Letter from the President: What I Meant to Say

November 2014

I just returned from our annual management meeting in North Carolina. As I reflect on all that was shared and said during our three days together, I am reminded of what a special place this is to work. It would be hard to imagine any company our size, in our industry, with the unique skills and gifts to provide excellent service and exceptional care. I felt compelled to go off the published agenda for our meeting and simply share a few nuggets of core values that make FSE such a special place. Now that the meeting is over, it seems only natural to pass on what I shared to the rest of you who, just like our management team, bring your "A" game to work each day, adding great value to our clients' missions.

I chose six things that really stand out in my mind as being unique to us and the way we conduct our business affairs. Here they are with brief comments.

If someone is willing to pay us to serve them – let's give them the best we have to offer.
I believe that we consider this from the first time we decide to respond to a solicitation for services. This value is put into every proposal we prepare. We plan on delivering world-class facility maintenance service with exceptional care. We pride ourselves having in talented leadership and highly qualified technicians, along with sub-contract relationships that are proven. Our goal is to excel, not just get by.

Quality and excellence are best maintained by a commitment to continually improve.
We are always looking for greater value, higher standards and improved methods. When these are found, they are disseminated throughout the organization. We are constantly looking for ways to train and gain expertise in our core competencies. We share about new tools, new equipment, and more efficient processes among all of our people. We encourage and pay for frequnt continuous training. We have invested in ISO certifications and professional licenses to raise our level of service.

Good relationships bring more success to our business than the most expensive marketing schemes.
Relationships matter, whether they are with our clients, our vendors, our support team or each other. We take the time to build relationships that last. That is why we stay in contracts for long periods of time. We pour honesty, truth and priority into our relationships. People can depend on us. While it is powerful to craft a story of success that we can tell about ourselves, if our success story is told by others- a dynamic of corroboration is set in motion that can move potential clients toward what we offer in powerful ways.

Investing in generosity brings better dividends than the most astute financial planning.
Generosity is contagious when practiced in an intentional manner. Generosity develops good will. When meeting the needs of our clients and employees is a higher priority than the bottom line, we seldom catch a glimpse of the bottom of our barrel. If we invest time, talent and treasure in worthwhile causes, we change the world around us and forget about wringing our hands over nickels and dimes.

People are always the organizations most valuable assets.
We can have the best tools, the best practices and the best equipment, but people are required to make them work. We can produce fancy TV ads, billboards and logos, but people are required to keep a good reputation. We plan to make our people our greatest investment and our greatest priority. People are the only ones who can perform with exceptional care.

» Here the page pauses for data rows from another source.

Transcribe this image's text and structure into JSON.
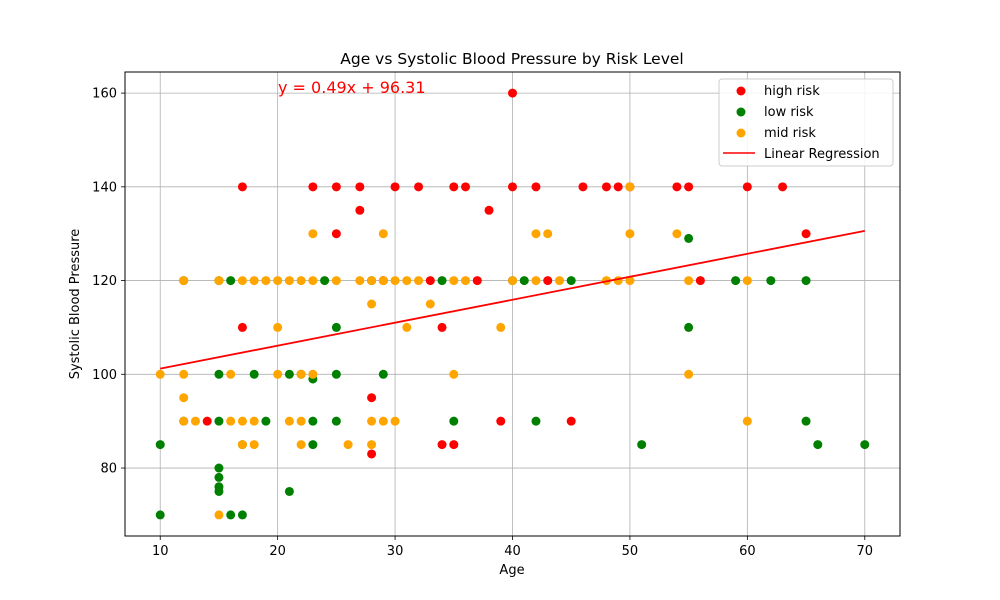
{
  "chart_data": {
    "type": "scatter",
    "title": "Age vs Systolic Blood Pressure by Risk Level",
    "xlabel": "Age",
    "ylabel": "Systolic Blood Pressure",
    "xlim": [
      7,
      73
    ],
    "ylim": [
      65.5,
      164.5
    ],
    "xticks": [
      10,
      20,
      30,
      40,
      50,
      60,
      70
    ],
    "yticks": [
      80,
      100,
      120,
      140,
      160
    ],
    "grid": true,
    "legend_position": "top-right",
    "equation": "y = 0.49x + 96.31",
    "series": [
      {
        "name": "high risk",
        "color": "#ff0000",
        "points": [
          [
            17,
            140
          ],
          [
            17,
            110
          ],
          [
            14,
            90
          ],
          [
            23,
            140
          ],
          [
            25,
            140
          ],
          [
            25,
            130
          ],
          [
            27,
            140
          ],
          [
            27,
            135
          ],
          [
            28,
            95
          ],
          [
            28,
            83
          ],
          [
            29,
            120
          ],
          [
            30,
            140
          ],
          [
            32,
            140
          ],
          [
            33,
            120
          ],
          [
            34,
            110
          ],
          [
            34,
            85
          ],
          [
            35,
            140
          ],
          [
            35,
            85
          ],
          [
            36,
            140
          ],
          [
            37,
            120
          ],
          [
            38,
            135
          ],
          [
            39,
            90
          ],
          [
            40,
            160
          ],
          [
            40,
            140
          ],
          [
            42,
            140
          ],
          [
            43,
            120
          ],
          [
            45,
            90
          ],
          [
            46,
            140
          ],
          [
            48,
            140
          ],
          [
            49,
            140
          ],
          [
            50,
            140
          ],
          [
            54,
            140
          ],
          [
            55,
            140
          ],
          [
            56,
            120
          ],
          [
            60,
            140
          ],
          [
            63,
            140
          ],
          [
            65,
            130
          ]
        ]
      },
      {
        "name": "low risk",
        "color": "#008000",
        "points": [
          [
            10,
            85
          ],
          [
            10,
            70
          ],
          [
            12,
            120
          ],
          [
            12,
            90
          ],
          [
            15,
            120
          ],
          [
            15,
            100
          ],
          [
            15,
            90
          ],
          [
            15,
            80
          ],
          [
            15,
            78
          ],
          [
            15,
            76
          ],
          [
            15,
            75
          ],
          [
            16,
            120
          ],
          [
            16,
            70
          ],
          [
            17,
            70
          ],
          [
            17,
            85
          ],
          [
            18,
            100
          ],
          [
            19,
            90
          ],
          [
            21,
            100
          ],
          [
            21,
            75
          ],
          [
            22,
            100
          ],
          [
            23,
            99
          ],
          [
            23,
            90
          ],
          [
            23,
            85
          ],
          [
            24,
            120
          ],
          [
            25,
            110
          ],
          [
            25,
            100
          ],
          [
            25,
            90
          ],
          [
            28,
            120
          ],
          [
            29,
            100
          ],
          [
            34,
            120
          ],
          [
            35,
            90
          ],
          [
            40,
            120
          ],
          [
            41,
            120
          ],
          [
            42,
            90
          ],
          [
            45,
            120
          ],
          [
            51,
            85
          ],
          [
            55,
            129
          ],
          [
            55,
            110
          ],
          [
            59,
            120
          ],
          [
            62,
            120
          ],
          [
            65,
            120
          ],
          [
            65,
            90
          ],
          [
            66,
            85
          ],
          [
            70,
            85
          ]
        ]
      },
      {
        "name": "mid risk",
        "color": "#ffa500",
        "points": [
          [
            10,
            100
          ],
          [
            12,
            120
          ],
          [
            12,
            100
          ],
          [
            12,
            95
          ],
          [
            12,
            90
          ],
          [
            13,
            90
          ],
          [
            15,
            120
          ],
          [
            15,
            70
          ],
          [
            16,
            100
          ],
          [
            16,
            90
          ],
          [
            17,
            120
          ],
          [
            17,
            90
          ],
          [
            17,
            85
          ],
          [
            18,
            120
          ],
          [
            18,
            90
          ],
          [
            18,
            85
          ],
          [
            19,
            120
          ],
          [
            20,
            120
          ],
          [
            20,
            110
          ],
          [
            20,
            100
          ],
          [
            21,
            120
          ],
          [
            21,
            90
          ],
          [
            22,
            120
          ],
          [
            22,
            100
          ],
          [
            22,
            90
          ],
          [
            22,
            85
          ],
          [
            23,
            130
          ],
          [
            23,
            120
          ],
          [
            23,
            100
          ],
          [
            25,
            120
          ],
          [
            26,
            85
          ],
          [
            27,
            120
          ],
          [
            28,
            120
          ],
          [
            28,
            115
          ],
          [
            28,
            90
          ],
          [
            28,
            85
          ],
          [
            29,
            130
          ],
          [
            29,
            120
          ],
          [
            29,
            90
          ],
          [
            30,
            120
          ],
          [
            30,
            90
          ],
          [
            31,
            120
          ],
          [
            31,
            110
          ],
          [
            32,
            120
          ],
          [
            33,
            115
          ],
          [
            35,
            120
          ],
          [
            35,
            100
          ],
          [
            36,
            120
          ],
          [
            39,
            110
          ],
          [
            40,
            120
          ],
          [
            42,
            130
          ],
          [
            42,
            120
          ],
          [
            43,
            130
          ],
          [
            44,
            120
          ],
          [
            48,
            120
          ],
          [
            49,
            120
          ],
          [
            50,
            140
          ],
          [
            50,
            130
          ],
          [
            50,
            120
          ],
          [
            54,
            130
          ],
          [
            55,
            120
          ],
          [
            55,
            100
          ],
          [
            60,
            120
          ],
          [
            60,
            90
          ]
        ]
      }
    ],
    "regression": {
      "name": "Linear Regression",
      "color": "#ff0000",
      "slope": 0.49,
      "intercept": 96.31,
      "x_range": [
        10,
        70
      ]
    }
  }
}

Every employee is significant whether we work in the board room, the mailroom, or the restroom and our contributions can accrue to the benefit of our common cause – Excellent Service with Exceptional Care.
Excellence can be achieved and have great effect at every level of our business. Every act of service matters. Few people think about whether the chiller is running efficiently when the restroom plumbing is backed up. 98 percent of our clients in the facilities where we work don't know my name, but they know who empties their trash can or who replaces their burned-out light bulbs. At any given time, it is possible for our least paid employee to have the greatest impact on our good name.

There, you have my list. Keep up the great work. Let's work to improve and to pass on this legacy of excellent service and exceptional care. I will leave you with a final thought for now.

The true measure of a significant life is not what you get when you get there, but rather what you leave when you leave there.

Thanks for your dedicated excellent service. Keep on passing it on!